7. The preparation of claim 4 wherein component (b3) comprises at least one citric acid ester of formula (III), in which R10 is an (EO)n2(PO)m2(EO)p2R13 group, R11 and R12 are, independently, R10 or hydrogen, R13 is an acyl group having from 6 to 22 carbon atoms and 0 to 3 double bonds, EO and PO represent an ethylene oxide and propylene oxide unit respectively, and n2, m2 and p2 are, independently, numbers from 1 to 100, provided that the sum (n2+m2+p2) is other than 0.

8. The preparation of claim 4 wherein component (b4) comprises at least one citric acid ester of formula (IV), in which R14 is a CH2CH(OH)R17 group, R15 and R16 are, independently, R14 or hydrogen, and R17 is an alkyl group having from 4 to 22 carbon atoms.

9. The preparation of claim 1 comprising: with the proviso that the amounts total 100% by weight with optional auxiliaries and additives.
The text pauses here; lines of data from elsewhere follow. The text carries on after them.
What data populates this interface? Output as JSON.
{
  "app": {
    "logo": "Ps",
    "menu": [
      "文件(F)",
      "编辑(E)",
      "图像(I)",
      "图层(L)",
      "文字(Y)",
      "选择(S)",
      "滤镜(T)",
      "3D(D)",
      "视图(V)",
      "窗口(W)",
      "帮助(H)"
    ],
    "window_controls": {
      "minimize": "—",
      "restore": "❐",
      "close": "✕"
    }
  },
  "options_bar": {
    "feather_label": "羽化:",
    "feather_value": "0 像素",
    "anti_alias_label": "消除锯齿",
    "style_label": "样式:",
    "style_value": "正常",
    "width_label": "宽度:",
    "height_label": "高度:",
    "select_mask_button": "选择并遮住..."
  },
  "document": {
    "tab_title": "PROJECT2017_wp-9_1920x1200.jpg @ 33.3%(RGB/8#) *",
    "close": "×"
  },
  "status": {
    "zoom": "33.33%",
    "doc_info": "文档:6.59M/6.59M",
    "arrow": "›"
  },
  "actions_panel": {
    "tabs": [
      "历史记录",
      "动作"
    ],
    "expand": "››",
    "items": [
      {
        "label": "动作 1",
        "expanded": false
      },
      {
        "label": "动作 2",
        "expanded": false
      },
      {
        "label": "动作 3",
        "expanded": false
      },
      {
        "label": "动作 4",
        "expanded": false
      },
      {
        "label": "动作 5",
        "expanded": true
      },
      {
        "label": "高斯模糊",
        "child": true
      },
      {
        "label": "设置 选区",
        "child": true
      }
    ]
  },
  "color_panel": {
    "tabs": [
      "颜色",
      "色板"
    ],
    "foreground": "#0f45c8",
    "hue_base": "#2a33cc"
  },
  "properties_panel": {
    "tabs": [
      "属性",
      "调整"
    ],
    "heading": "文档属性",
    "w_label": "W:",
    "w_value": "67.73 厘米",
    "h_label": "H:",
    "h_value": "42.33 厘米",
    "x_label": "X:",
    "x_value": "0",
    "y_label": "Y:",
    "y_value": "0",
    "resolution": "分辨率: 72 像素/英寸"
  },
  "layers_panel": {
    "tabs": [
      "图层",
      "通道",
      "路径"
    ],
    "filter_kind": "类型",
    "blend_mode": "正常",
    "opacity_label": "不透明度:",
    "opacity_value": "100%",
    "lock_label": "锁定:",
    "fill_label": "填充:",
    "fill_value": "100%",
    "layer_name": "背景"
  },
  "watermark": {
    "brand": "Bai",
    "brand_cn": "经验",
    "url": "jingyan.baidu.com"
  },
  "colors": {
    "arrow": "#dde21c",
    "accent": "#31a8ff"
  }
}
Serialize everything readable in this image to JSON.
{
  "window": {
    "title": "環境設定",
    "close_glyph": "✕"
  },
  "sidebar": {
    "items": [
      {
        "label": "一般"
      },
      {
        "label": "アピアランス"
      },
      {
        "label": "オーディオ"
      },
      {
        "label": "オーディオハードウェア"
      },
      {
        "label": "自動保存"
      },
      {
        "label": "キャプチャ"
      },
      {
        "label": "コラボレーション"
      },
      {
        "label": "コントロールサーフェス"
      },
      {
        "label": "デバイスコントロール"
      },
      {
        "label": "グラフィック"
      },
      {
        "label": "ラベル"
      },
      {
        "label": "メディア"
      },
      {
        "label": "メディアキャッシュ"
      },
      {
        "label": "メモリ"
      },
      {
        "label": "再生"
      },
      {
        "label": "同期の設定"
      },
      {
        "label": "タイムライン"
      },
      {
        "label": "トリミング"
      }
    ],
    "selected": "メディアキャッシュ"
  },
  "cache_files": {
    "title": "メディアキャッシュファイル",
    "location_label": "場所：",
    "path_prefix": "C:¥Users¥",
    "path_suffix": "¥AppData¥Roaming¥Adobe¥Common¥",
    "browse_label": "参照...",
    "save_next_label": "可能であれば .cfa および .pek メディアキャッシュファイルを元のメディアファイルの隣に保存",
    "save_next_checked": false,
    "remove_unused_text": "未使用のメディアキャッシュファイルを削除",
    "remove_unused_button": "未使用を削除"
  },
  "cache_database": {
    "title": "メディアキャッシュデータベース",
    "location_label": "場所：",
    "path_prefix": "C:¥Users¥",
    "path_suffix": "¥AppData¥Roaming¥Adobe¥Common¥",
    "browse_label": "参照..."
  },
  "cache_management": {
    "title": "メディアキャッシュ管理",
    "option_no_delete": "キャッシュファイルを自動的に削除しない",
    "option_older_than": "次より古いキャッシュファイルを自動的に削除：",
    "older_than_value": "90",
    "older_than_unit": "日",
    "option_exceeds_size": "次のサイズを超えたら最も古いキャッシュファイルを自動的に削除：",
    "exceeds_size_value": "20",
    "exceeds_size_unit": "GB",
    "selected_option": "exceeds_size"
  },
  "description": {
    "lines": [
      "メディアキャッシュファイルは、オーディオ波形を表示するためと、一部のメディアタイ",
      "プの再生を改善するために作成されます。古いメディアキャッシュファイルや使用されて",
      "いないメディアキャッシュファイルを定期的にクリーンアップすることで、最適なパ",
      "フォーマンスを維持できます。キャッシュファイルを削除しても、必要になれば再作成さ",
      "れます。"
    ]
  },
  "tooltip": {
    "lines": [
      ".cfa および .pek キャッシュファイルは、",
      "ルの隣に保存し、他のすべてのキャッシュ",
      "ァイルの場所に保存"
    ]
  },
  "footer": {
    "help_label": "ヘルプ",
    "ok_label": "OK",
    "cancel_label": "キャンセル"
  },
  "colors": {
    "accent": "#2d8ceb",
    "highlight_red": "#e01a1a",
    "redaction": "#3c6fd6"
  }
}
(i) from 0 to 10% by weight of at least one herbicide, and/or insecticide and/or fungicide,

(ii) from 10 to 90% by weight of fatty substances and/or hydrocarbons, and

(iii) from 1 to 10% by weight of at least one hydroxycarboxylic acid ester,

10. (canceled)

11. A method of preparing agrochemical formulations comprising adding at least one hydroxycarboxylic acid ester to at least one agrochemically active compound.